Saturday, August 25, 2007

Merits of Defining your DB Schema in your Application?

Late last year I developed and released a Ruby plugin called DrySQL that aims to eliminate any traces of DB schema re-definition in your application. The philosophy behind this effort is that the DB is indeed the place that table structures, constraints, and relationships should be defined, and that it is redundant to re-define any of these artifacts in an application or anywhere else.

While my colleagues in the enterprise space generally shared my philosophy, I have heard some suggest that DrySQL's approach "sounded backwards" and I know of at least one project out there that aims to do exactly the opposite of what DrySQL does: it aims to support defining the DB schema entirely on the application side rather than on the DB.

I don't yet understand the attraction of this approach, but I'll be interested to hear the opinions of those who support it. I have difficulty grasping the logic behind ignoring established best practices, no matter how small your business is, but I suppose that just about anything could make sense given the right (or wrong) set of requirements and restrictions.

In considering my case for the DB schema living on the DB and nowhere else, my goal is to satisfy 2 main concerns.

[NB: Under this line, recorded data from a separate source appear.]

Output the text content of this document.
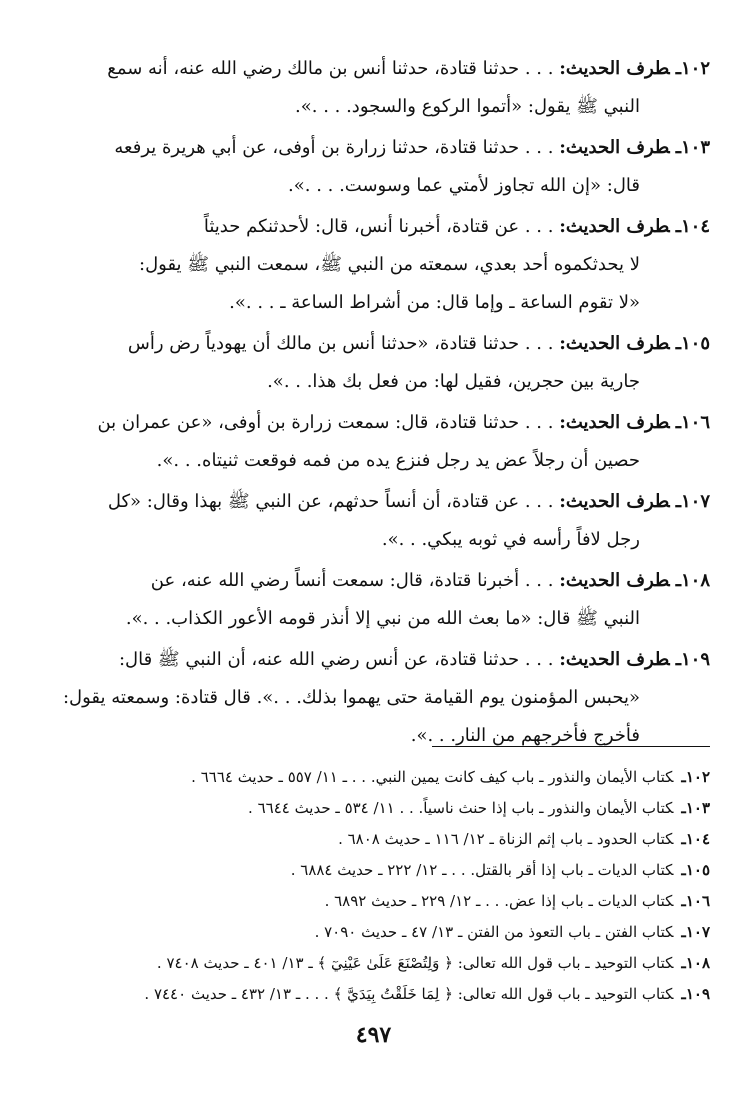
١٠٢ـطرف الحديث: . . . حدثنا قتادة، حدثنا أنس بن مالك رضي الله عنه، أنه سمع
النبي ﷺ يقول: «أتموا الركوع والسجود. . . .».
١٠٣ـطرف الحديث: . . . حدثنا قتادة، حدثنا زرارة بن أوفى، عن أبي هريرة يرفعه
قال: «إن الله تجاوز لأمتي عما وسوست. . . .».
١٠٤ـطرف الحديث: . . . عن قتادة، أخبرنا أنس، قال: لأحدثنكم حديثاً
لا يحدثكموه أحد بعدي، سمعته من النبي ﷺ، سمعت النبي ﷺ يقول:
«لا تقوم الساعة ـ وإما قال: من أشراط الساعة ـ . . .».
١٠٥ـطرف الحديث: . . . حدثنا قتادة، «حدثنا أنس بن مالك أن يهودياً رض رأس
جارية بين حجرين، فقيل لها: من فعل بك هذا. . .».
١٠٦ـطرف الحديث: . . . حدثنا قتادة، قال: سمعت زرارة بن أوفى، «عن عمران بن
حصين أن رجلاً عض يد رجل فنزع يده من فمه فوقعت ثنيتاه. . .».
١٠٧ـطرف الحديث: . . . عن قتادة، أن أنساً حدثهم، عن النبي ﷺ بهذا وقال: «كل
رجل لافاً رأسه في ثوبه يبكي. . .».
١٠٨ـطرف الحديث: . . . أخبرنا قتادة، قال: سمعت أنساً رضي الله عنه، عن
النبي ﷺ قال: «ما بعث الله من نبي إلا أنذر قومه الأعور الكذاب. . .».
١٠٩ـطرف الحديث: . . . حدثنا قتادة، عن أنس رضي الله عنه، أن النبي ﷺ قال:
«يحبس المؤمنون يوم القيامة حتى يهموا بذلك. . .». قال قتادة: وسمعته يقول:
فأخرج فأخرجهم من النار. . .».
١٠٢ـكتاب الأيمان والنذور ـ باب كيف كانت يمين النبي. . . ـ ١١/ ٥٥٧ ـ حديث ٦٦٦٤ .
١٠٣ـكتاب الأيمان والنذور ـ باب إذا حنث ناسياً. . . ١١/ ٥٣٤ ـ حديث ٦٦٤٤ .
١٠٤ـكتاب الحدود ـ باب إثم الزناة ـ ١٢/ ١١٦ ـ حديث ٦٨٠٨ .
١٠٥ـكتاب الديات ـ باب إذا أقر بالقتل. . . ـ ١٢/ ٢٢٢ ـ حديث ٦٨٨٤ .
١٠٦ـكتاب الديات ـ باب إذا عض. . . ـ ١٢/ ٢٢٩ ـ حديث ٦٨٩٢ .
١٠٧ـكتاب الفتن ـ باب التعوذ من الفتن ـ ١٣/ ٤٧ ـ حديث ٧٠٩٠ .
١٠٨ـكتاب التوحيد ـ باب قول الله تعالى: ﴿ وَلِتُصْنَعَ عَلَىٰ عَيْنِيٓ ﴾ ـ ١٣/ ٤٠١ ـ حديث ٧٤٠٨ .
١٠٩ـكتاب التوحيد ـ باب قول الله تعالى: ﴿ لِمَا خَلَقْتُ بِيَدَيَّ ﴾ . . . ـ ١٣/ ٤٣٢ ـ حديث ٧٤٤٠ .
٤٩٧
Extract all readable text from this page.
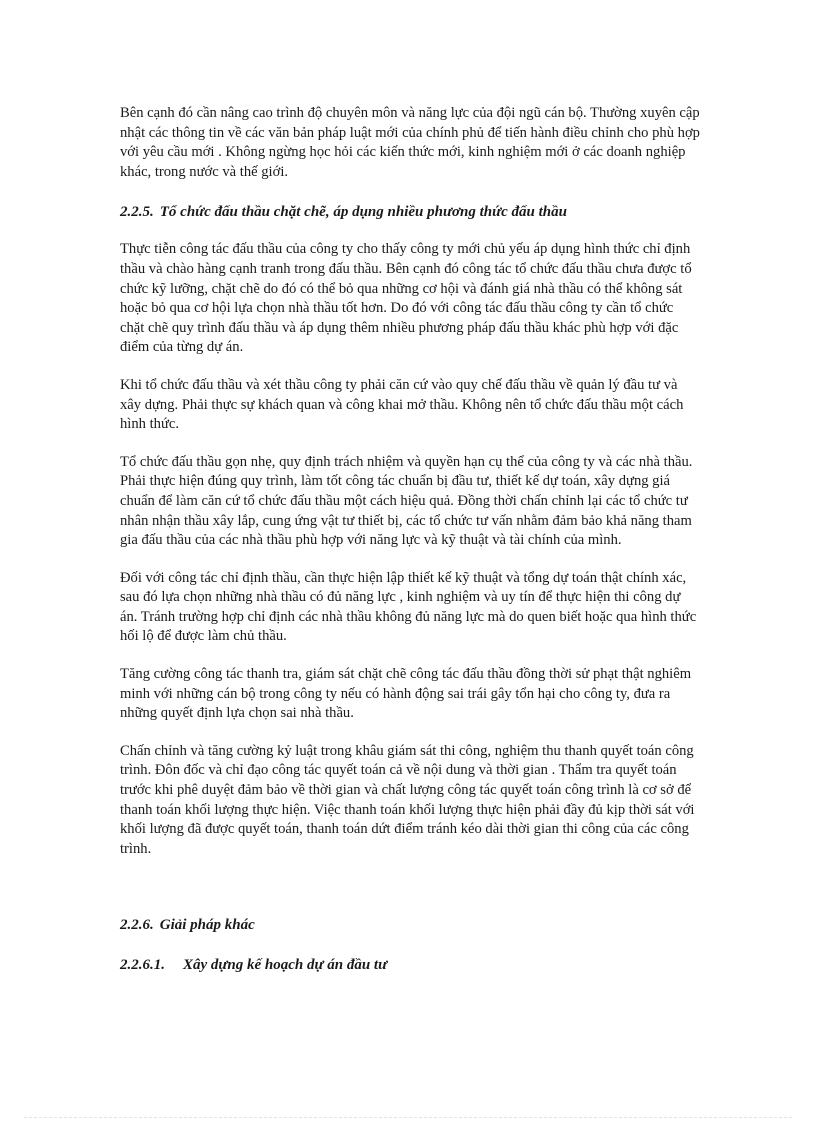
Bên cạnh đó cần nâng cao trình độ chuyên môn và năng lực của đội ngũ cán bộ. Thường xuyên cập nhật các thông tin về các văn bản pháp luật mới của chính phủ để tiến hành điều chỉnh cho phù hợp với yêu cầu mới . Không ngừng học hỏi các kiến thức mới, kinh nghiệm mới ở các doanh nghiệp khác, trong nước và thế giới.

2.2.5. Tổ chức đấu thầu chặt chẽ, áp dụng nhiều phương thức đấu thầu

Thực tiễn công tác đấu thầu của công ty cho thấy công ty mới chủ yếu áp dụng hình thức chỉ định thầu và chào hàng cạnh tranh trong đấu thầu. Bên cạnh đó công tác tổ chức đấu thầu chưa được tổ chức kỹ lưỡng, chặt chẽ do đó có thể bỏ qua những cơ hội và đánh giá nhà thầu có thể không sát hoặc bỏ qua cơ hội lựa chọn nhà thầu tốt hơn. Do đó với công tác đấu thầu công ty cần tổ chức chặt chẽ quy trình đấu thầu và áp dụng thêm nhiều phương pháp đấu thầu khác phù hợp với đặc điểm của từng dự án.

Khi tổ chức đấu thầu và xét thầu công ty phải căn cứ vào quy chế đấu thầu về quản lý đầu tư và xây dựng. Phải thực sự khách quan và công khai mở thầu. Không nên tổ chức đấu thầu một cách hình thức.

Tổ chức đấu thầu gọn nhẹ, quy định trách nhiệm và quyền hạn cụ thể của công ty và các nhà thầu. Phải thực hiện đúng quy trình, làm tốt công tác chuẩn bị đầu tư, thiết kế dự toán, xây dựng giá chuẩn để làm căn cứ tổ chức đấu thầu một cách hiệu quả. Đồng thời chấn chỉnh lại các tổ chức tư nhân nhận thầu xây lắp, cung ứng vật tư thiết bị, các tổ chức tư vấn nhằm đảm bảo khả năng tham gia đấu thầu của các nhà thầu phù hợp với năng lực và kỹ thuật và tài chính của mình.

Đối với công tác chỉ định thầu, cần thực hiện lập thiết kế kỹ thuật và tổng dự toán thật chính xác, sau đó lựa chọn những nhà thầu có đủ năng lực , kinh nghiệm và uy tín để thực hiện thi công dự án. Tránh trường hợp chỉ định các nhà thầu không đủ năng lực mà do quen biết hoặc qua hình thức hối lộ để được làm chủ thầu.

Tăng cường công tác thanh tra, giám sát chặt chẽ công tác đấu thầu đồng thời sử phạt thật nghiêm minh với những cán bộ trong công ty nếu có hành động sai trái gây tổn hại cho công ty, đưa ra những quyết định lựa chọn sai nhà thầu.

Chấn chỉnh và tăng cường kỷ luật trong khâu giám sát thi công, nghiệm thu thanh quyết toán công trình. Đôn đốc và chỉ đạo công tác quyết toán cả về nội dung và thời gian . Thẩm tra quyết toán trước khi phê duyệt đảm bảo về thời gian và chất lượng công tác quyết toán công trình là cơ sở để thanh toán khối lượng thực hiện. Việc thanh toán khối lượng thực hiện phải đầy đủ kịp thời sát với khối lượng đã được quyết toán, thanh toán dứt điểm tránh kéo dài thời gian thi công của các công trình.

2.2.6. Giải pháp khác
2.2.6.1. Xây dựng kế hoạch dự án đầu tư
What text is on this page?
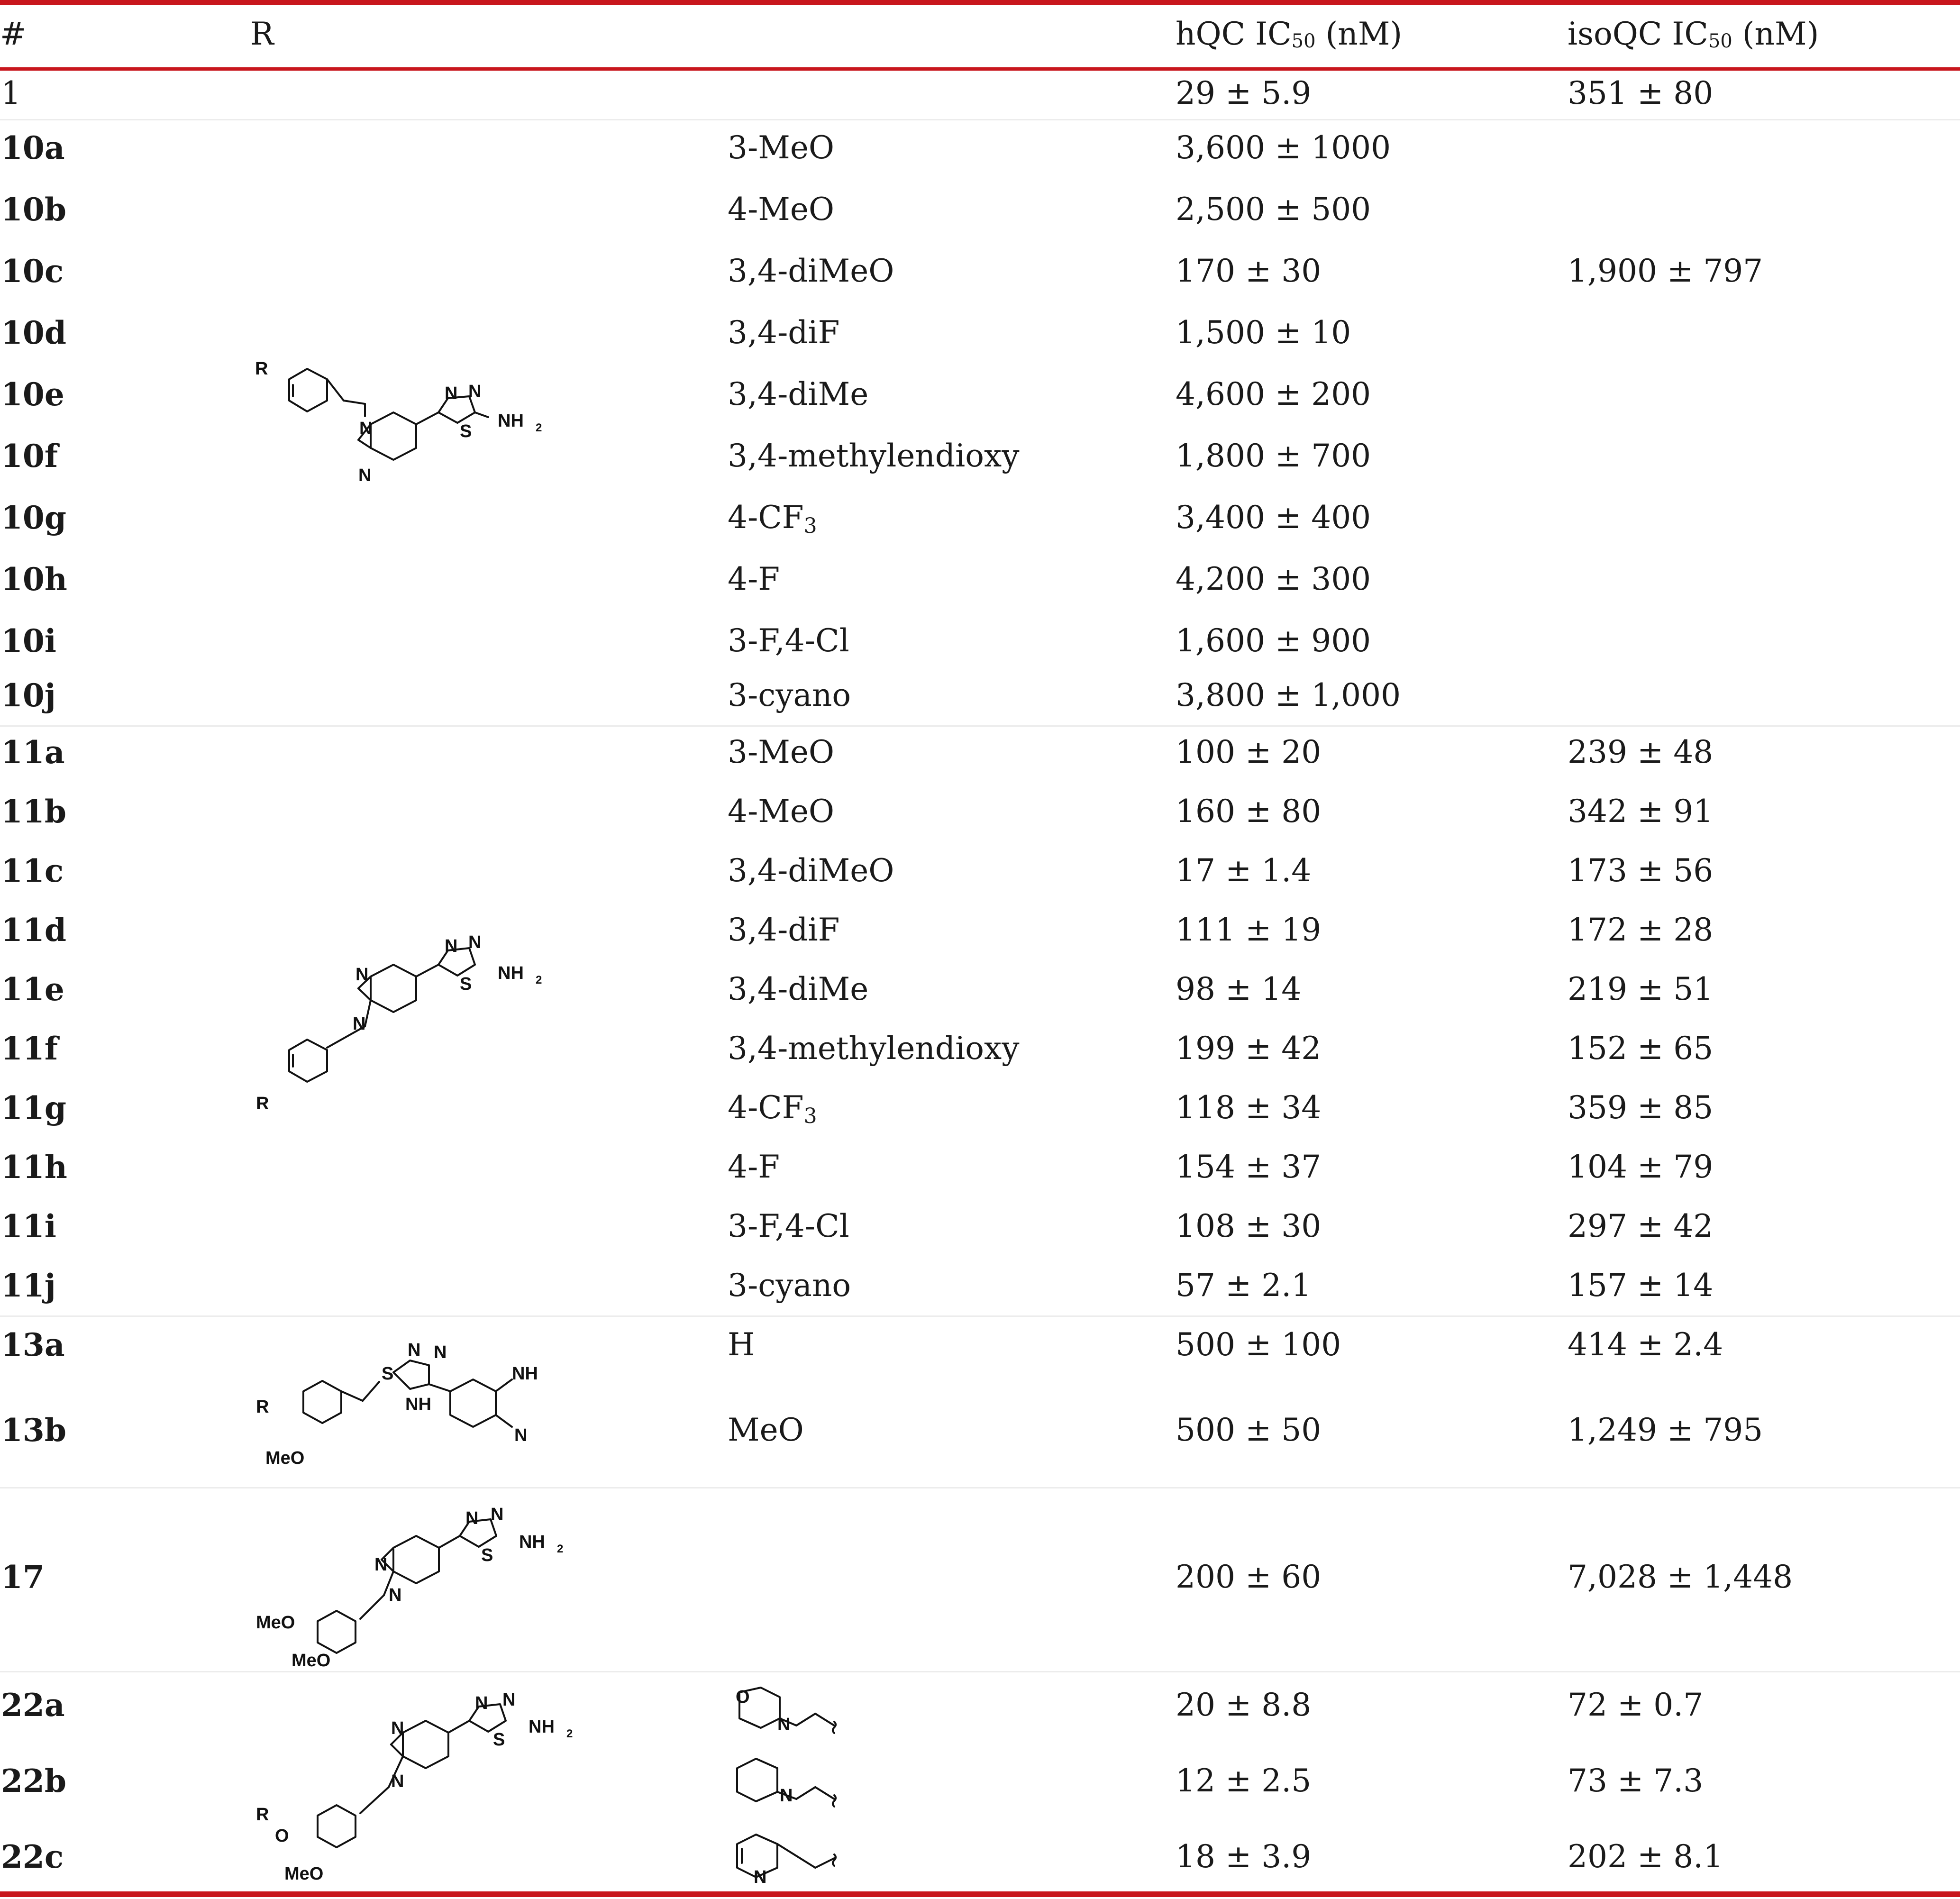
#	R	hQC $IC_{50}$ (nM)	isoQC $IC_{50}$ (nM)
1	29 ± 5.9	351 ± 80
10a	3-MeO	3,600 ± 1000
10b	4-MeO	2,500 ± 500
10c	3,4-diMeO	170 ± 30	1,900 ± 797
10d	3,4-diF	1,500 ± 10
10e	3,4-diMe	4,600 ± 200
10f	3,4-methylendioxy	1,800 ± 700
10g	$4-CF_3$	3,400 ± 400
10h	4-F	4,200 ± 300
10i	3-F,4-Cl	1,600 ± 900
10j	3-cyano	3,800 ± 1,000
11a	3-MeO	100 ± 20	239 ± 48
11b	4-MeO	160 ± 80	342 ± 91
11c	3,4-diMeO	17 ± 1.4	173 ± 56
11d	3,4-diF	111 ± 19	172 ± 28
11e	3,4-diMe	98 ± 14	219 ± 51
11f	3,4-methylendioxy	199 ± 42	152 ± 65
11g	$4-CF_3$	118 ± 34	359 ± 85
11h	4-F	154 ± 37	104 ± 79
11i	3-F,4-Cl	108 ± 30	297 ± 42
11j	3-cyano	57 ± 2.1	157 ± 14
13a	H	500 ± 100	414 ± 2.4
13b	MeO	500 ± 50	1,249 ± 795
17	200 ± 60	7,028 ± 1,448
22a	20 ± 8.8	72 ± 0.7
22b	12 ± 2.5	73 ± 7.3
22c	18 ± 3.9	202 ± 8.1
R
N
N
N N
S
NH 2
N
N
N N
S
NH 2
R
R
MeO
S
N N
NH
NH
N
N
N
N N
S
NH 2
MeO
MeO
N
N
N N
S
NH 2
R
O
MeO
O
N
N
N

1) Controlling The Cost of Change

To maximally reduce the cost of change in an environment consisting of one or more applications interacting with one or more databases, each database schema should be defined in one place only. If the schema is defined in more than one place, schema changes become more difficult (and thus more unattractive) to perform, as they must be cascaded across multiple definitions. If synchronizing multiple definitions requires human intervention, this approach is obviously prone to human error, not to mention tedium and annoyance. This situation is described as "inviting a maintenance nightmare" in The Pragmatic Programmer. Minimizing barriers to change is important to me because I want my software infrastructure to support evolution, and even encourage it.

2) Maintaining Data Integrity

Given that the DB schema is to live in one place only, what place can guarantee the integrity of your data? Only the database itself. There are no back doors through the constraints defined on your database (except perhaps a bug in your DBMS if you are incredibly unlucky). Constraints defined elsewhere cannot be guaranteed to be enforced before data is written to your DB. Even in an environment where only one application interacts with your DB, it would be naive to think that your data would be safe without constraints on the DB. All it takes is one developer or tester (maybe even you?) to take a shortcut, execute a few "harmless" SQL queries through your database's command line interface (or any other interface for that matter), and your data is corrupted. The worst part of all is that the corruption might not be obvious immediately. Sure, an adequate backup schedule and a DB with some decent rollback/rollforward functionality will let you re-stabilize your data, but why pass up a frontline data protection mechanism that is so effective and accessible?

If you have an opinion on this subject -- particularly if it differs from mine -- please share it with me.

Thursday, February 01, 2007

DB2 iSeries Adapter for Rails

I recently released a new version of DrySQL (a Ruby plug-in) that supports DB2 iSeries. I didn't feel it was appropriate to post this on IBM's DB2 Rails Forum, so hopefully people who are interested in trying out this functionality will find this post.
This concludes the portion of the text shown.